All of us also knows what happened during the 1929 to 1932 Great Depression. This alone prepres us mentally for the tasks ahead.
Unlike 1929 to 1932; it is not so far fetch that any further sell-offs for the stock markets in the near future have already been priced-in and well expected by most market participants and thus they will be able to act rationally rather than go into panic mode if and when the next major sell-off happens again.
This prolonged preparedness by many investors to catch the next sell-off, in itself, can prevent the market from going lower than the last low of March 2009.
Likewise, the recovery from this "Mini-Depression" is going to be fast and furious if we can avoid a wholesale corporate bankcrupcies equal to or greater than that of the Great Depression.
You can't get up fast when you get hurt and got crippled during the fall.
However, when you have already anticipated the fall and have already prepared yourself for the fall - you don't get hurt so badly and thus be able to rise and run again relatively quickly.
I intentionally took the round-around repetitive process in order to be able to drive the points home.
Since he was woefully wrong the first time I'd surely avoid taking his current book as the only source of information this time around.
I'm not saying we will go up in a straight line from here or anything like that. My feeling is that we are going to be in a secular bear market for the next decade and anyone looking to make money had better be damn nimble.
Who are you kidding? Pick your heads up from out of the holes!
There's a 50% chance the DOW will crash this year!
There's a 25% chance the Government, ,yes the US Gov't, will collapse in the next 12 months.
Listen to the news and read the papers. Cities and states are going to start falling like dominos soon. And shortly after that, well you guess.
On Apr 05 10:58 AM antiquary wrote:
> "As Harry Dent...pointed out"?
>
> One cannot "point out" an opinion. Pointing out something is reserved
> for facts, and facts only. Fifty years ago it may be possible to
> say that Mr. Dent pointed out these things, assuming they come true,
> but certainly not today. You have two strikes against you in my
> mind when you can't use language correctly.
>
> Mr. Dent's conclusion is suspect, as well, and smacks of the Rush
> Limbaugh effect-- of taking extreme positions for the sake of getting
> attention. (The fact that his books have sold many copies says very
> little in his favor; should we give Danielle Steele the Pulitzer
> prize for literature on that basis?) This kind of book comes out
> every so often, and tends to smack of the predictions of the arrival
> of the Rapture in A.D. 1000, A.D. 2000 and in many other years.

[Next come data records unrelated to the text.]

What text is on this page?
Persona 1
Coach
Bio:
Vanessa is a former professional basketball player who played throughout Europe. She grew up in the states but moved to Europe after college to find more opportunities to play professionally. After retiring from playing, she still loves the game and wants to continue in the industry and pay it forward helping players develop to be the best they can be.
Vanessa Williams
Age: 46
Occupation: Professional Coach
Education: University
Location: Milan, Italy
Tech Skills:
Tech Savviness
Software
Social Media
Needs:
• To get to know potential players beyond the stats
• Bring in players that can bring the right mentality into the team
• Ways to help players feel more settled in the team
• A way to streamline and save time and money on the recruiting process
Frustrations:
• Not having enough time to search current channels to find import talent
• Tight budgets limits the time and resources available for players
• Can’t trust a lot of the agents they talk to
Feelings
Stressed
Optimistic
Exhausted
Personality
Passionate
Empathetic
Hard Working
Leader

> "Surviving the Great Depression of 1990", anyone? The fact that
> Mr. Dent's previous books have come out more or less as these things
> were occurring, not several years before like Daniel Arnold's "The
> Great Bust Ahead" (2002), makes Dent rather like someone offering
> to sell you the winning lottery ticket number the day after it has
> been drawn.
>
> The truth is, even if someone's worldview successfully encompasses
> the astounding complexity of the economy, it is an example of the
> best use of the metaphor inherent in the Heisenberg Uncertainty Principle.

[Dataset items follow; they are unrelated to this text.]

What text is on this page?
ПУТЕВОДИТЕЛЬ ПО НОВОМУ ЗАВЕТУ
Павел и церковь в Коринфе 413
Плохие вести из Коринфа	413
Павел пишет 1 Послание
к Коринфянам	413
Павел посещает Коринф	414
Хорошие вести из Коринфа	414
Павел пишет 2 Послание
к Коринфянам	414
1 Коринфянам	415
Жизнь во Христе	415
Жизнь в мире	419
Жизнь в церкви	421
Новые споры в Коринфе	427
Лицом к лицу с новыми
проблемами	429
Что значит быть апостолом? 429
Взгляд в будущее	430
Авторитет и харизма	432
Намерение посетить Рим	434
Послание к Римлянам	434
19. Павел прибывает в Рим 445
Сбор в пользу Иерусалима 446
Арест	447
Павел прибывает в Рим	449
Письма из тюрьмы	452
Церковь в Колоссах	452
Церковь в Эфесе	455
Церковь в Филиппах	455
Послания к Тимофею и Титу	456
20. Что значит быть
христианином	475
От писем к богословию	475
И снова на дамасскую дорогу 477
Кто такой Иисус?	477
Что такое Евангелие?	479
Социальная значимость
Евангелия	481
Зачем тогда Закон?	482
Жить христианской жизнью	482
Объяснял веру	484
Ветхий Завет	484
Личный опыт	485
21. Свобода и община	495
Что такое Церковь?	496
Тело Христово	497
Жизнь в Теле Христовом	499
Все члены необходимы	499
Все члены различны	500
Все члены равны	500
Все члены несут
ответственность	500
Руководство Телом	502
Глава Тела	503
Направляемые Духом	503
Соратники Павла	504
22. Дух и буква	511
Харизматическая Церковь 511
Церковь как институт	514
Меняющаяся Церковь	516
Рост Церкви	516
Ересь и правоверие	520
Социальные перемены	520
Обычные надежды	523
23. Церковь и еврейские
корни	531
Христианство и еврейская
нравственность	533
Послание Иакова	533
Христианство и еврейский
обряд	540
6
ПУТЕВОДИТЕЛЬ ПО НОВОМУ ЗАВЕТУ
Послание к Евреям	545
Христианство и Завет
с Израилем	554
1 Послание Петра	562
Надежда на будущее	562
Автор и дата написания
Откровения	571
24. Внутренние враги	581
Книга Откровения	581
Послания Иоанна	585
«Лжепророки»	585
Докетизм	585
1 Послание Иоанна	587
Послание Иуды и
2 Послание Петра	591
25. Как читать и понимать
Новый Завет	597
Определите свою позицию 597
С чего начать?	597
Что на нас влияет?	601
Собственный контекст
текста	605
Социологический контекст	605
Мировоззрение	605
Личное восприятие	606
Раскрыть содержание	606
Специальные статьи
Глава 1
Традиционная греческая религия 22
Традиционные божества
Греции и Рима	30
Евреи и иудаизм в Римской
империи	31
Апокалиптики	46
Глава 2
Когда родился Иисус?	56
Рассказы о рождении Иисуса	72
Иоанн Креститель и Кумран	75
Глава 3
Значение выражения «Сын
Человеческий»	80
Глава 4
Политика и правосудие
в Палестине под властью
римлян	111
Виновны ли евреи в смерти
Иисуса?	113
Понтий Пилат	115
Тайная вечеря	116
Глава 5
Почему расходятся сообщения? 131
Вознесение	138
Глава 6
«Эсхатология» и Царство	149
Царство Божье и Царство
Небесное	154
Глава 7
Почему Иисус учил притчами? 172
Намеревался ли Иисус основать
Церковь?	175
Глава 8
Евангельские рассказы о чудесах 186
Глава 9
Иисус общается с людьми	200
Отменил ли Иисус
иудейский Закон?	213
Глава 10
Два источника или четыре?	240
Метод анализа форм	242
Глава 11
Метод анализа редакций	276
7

> The position of electrons cannot be discovered by shining light at
> them because the photons affect the electrons and skew the results.

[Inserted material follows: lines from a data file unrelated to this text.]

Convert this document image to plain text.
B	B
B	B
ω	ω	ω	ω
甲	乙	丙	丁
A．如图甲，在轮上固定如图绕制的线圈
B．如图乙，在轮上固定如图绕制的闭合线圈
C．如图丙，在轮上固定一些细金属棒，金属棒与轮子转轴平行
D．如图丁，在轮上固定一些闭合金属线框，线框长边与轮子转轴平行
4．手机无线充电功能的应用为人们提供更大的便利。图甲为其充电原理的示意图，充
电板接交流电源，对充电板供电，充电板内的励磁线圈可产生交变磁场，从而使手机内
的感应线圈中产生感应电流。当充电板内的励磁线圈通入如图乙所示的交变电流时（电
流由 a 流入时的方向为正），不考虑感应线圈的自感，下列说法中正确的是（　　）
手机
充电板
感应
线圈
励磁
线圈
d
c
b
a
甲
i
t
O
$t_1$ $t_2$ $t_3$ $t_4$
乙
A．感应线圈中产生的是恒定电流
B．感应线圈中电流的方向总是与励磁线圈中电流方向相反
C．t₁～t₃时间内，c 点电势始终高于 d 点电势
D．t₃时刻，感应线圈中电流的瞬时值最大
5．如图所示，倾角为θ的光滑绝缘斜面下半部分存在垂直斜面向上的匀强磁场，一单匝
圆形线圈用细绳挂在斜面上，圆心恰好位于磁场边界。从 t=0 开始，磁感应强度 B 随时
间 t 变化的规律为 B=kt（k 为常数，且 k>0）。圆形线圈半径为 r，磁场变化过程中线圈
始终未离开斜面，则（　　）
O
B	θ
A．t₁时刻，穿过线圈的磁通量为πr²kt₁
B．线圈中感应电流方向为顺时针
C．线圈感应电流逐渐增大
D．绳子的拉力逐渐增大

> Similarly, the market can't be well predicted in an era of keyword-triggered
> automatic trading because commentary itself skews what it is describing.
>
>
> For myself, I plan to ignore the rending of garments and gnashing
> of teeth, and simply get on with the business of life.
On Apr 05 04:29 PM PROXIMO wrote:
> I will be absolutely astonished if the Dow isn't down at LEAST 50%
> from today's levels in this calendar year. Ditto the other averages.
> Also, please don't mistake me for some Elliott Wave or Dow Theory
> dupe, as I'm not too big on astrology or voodoo.